Emotive responses to naturally occurring auditory stimuli: EEG bases in lateralized function, physiological and behavioral self-report

UC Ballroom

As an individual navigates through their environment, they are presented with a number of different auditory stimuli, which can affect emotions. These emotions are important as they have implications across physiological, behavioral and cognitive domains. This study examined emotions in response to naturally occurring auditory stimuli ranging from neutral, to negative or positive. During the presentation of these sounds, physiological changes were acquired to observe pulse rate and skin potential responses, which view the sweat gland activity to measure changes to the autonomic nervous system. Cognitive measures were taken using an electroencephalogram (EEG) to determine left and right hemispherical changes from the brain potentials.
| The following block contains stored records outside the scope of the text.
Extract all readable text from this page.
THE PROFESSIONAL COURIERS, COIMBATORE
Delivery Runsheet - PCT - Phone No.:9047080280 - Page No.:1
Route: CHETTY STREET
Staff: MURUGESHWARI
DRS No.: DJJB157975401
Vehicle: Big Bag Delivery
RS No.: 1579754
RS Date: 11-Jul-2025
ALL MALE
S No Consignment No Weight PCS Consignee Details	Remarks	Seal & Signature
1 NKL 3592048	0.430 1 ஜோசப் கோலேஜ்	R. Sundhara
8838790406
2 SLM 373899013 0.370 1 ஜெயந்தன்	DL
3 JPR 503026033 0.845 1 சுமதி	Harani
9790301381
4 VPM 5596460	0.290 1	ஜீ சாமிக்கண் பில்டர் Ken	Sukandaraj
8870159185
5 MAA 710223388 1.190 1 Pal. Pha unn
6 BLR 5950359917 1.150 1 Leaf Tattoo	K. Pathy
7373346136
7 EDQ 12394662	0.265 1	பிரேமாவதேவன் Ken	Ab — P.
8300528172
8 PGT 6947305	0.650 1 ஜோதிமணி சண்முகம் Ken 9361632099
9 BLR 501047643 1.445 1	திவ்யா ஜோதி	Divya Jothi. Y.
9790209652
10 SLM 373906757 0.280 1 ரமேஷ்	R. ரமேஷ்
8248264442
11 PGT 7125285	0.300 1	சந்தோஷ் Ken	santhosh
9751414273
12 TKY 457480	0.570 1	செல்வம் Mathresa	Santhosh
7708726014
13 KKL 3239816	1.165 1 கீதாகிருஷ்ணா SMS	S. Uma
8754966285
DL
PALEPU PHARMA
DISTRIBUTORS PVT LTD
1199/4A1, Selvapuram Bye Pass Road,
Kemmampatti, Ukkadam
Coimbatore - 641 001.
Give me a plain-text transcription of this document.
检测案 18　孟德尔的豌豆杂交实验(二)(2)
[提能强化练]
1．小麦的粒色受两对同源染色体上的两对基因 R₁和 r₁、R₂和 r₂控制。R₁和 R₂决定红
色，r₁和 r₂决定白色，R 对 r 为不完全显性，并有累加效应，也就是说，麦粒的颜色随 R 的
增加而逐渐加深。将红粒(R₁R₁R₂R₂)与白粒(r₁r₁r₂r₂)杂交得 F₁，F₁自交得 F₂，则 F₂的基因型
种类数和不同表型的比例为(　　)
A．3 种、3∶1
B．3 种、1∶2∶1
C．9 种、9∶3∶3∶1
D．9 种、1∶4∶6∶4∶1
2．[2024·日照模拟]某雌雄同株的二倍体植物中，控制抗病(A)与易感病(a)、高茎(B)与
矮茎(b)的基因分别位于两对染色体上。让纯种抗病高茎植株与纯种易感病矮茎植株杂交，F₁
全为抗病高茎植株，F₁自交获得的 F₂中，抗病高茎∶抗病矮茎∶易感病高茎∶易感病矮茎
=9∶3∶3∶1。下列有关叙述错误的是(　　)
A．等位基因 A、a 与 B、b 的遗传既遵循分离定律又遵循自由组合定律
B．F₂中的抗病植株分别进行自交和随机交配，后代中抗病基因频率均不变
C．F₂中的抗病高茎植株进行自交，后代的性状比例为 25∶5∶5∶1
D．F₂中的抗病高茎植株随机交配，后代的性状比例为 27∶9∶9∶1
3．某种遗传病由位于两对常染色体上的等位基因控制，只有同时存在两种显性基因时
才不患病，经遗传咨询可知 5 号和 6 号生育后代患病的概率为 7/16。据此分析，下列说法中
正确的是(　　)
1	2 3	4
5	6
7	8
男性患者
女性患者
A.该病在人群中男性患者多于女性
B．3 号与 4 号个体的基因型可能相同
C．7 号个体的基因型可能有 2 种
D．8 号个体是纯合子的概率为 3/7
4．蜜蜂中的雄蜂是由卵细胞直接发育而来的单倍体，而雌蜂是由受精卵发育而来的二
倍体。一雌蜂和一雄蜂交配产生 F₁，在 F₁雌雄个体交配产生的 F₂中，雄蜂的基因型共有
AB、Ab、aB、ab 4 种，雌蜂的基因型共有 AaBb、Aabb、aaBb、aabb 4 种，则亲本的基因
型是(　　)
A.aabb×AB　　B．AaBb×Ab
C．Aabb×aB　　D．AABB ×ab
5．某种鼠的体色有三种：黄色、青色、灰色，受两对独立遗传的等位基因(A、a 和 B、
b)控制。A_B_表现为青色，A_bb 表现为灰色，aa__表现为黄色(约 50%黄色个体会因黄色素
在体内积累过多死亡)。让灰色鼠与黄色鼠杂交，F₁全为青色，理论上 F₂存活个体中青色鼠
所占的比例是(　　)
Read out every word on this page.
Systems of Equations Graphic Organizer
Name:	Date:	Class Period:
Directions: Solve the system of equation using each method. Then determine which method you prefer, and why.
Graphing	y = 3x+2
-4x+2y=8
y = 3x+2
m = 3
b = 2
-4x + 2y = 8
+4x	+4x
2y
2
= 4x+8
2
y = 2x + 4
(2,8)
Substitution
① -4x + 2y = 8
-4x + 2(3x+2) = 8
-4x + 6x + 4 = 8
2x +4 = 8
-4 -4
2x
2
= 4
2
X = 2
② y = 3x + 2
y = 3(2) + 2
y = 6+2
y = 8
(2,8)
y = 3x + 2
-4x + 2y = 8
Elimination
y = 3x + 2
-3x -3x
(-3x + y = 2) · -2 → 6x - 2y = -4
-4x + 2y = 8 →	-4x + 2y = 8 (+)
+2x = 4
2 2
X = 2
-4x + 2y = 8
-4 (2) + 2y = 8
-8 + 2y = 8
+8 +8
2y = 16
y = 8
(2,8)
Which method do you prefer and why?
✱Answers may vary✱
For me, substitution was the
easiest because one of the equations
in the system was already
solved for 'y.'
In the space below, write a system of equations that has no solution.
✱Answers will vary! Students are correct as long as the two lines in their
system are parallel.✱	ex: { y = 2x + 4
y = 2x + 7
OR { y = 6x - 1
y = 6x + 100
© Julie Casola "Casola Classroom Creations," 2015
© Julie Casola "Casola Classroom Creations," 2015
Self-reported measures looked at the differences in emotional valance, from highly pleasant to highly unpleasant, and arousal, from strongly elicited emotion to weakly elicited emotion, for each sound presented. Throughout a 30 minute time period, 60 sound stimuli, selected from the International Affective Digitized Sounds (IADS), were presented to the participant. After the sound presentation self-reported affective valance and arousal was measured using the Self-Assessment Manikin (SAM), a nine-point likert scale. Visceral measures of skin potential responses, pulse rate and brain potentials from the left and right hemispheres were taken before, during and after the presentation of the stimuli. The results of the study indicated that these physiological and behavioral domains were modulated by the affective valance of the sounds. Electrical brain potentials were also related to the types of sounds being presented. The unpleasant sounds were found to elicit the greatest response in each of the physiological measures. The results of this study supported the biological significance of emotions as prescribed by dimensional theorist. The practical and theoretical implications of the results are discussed in terms of the link between emotions and psychophysiology.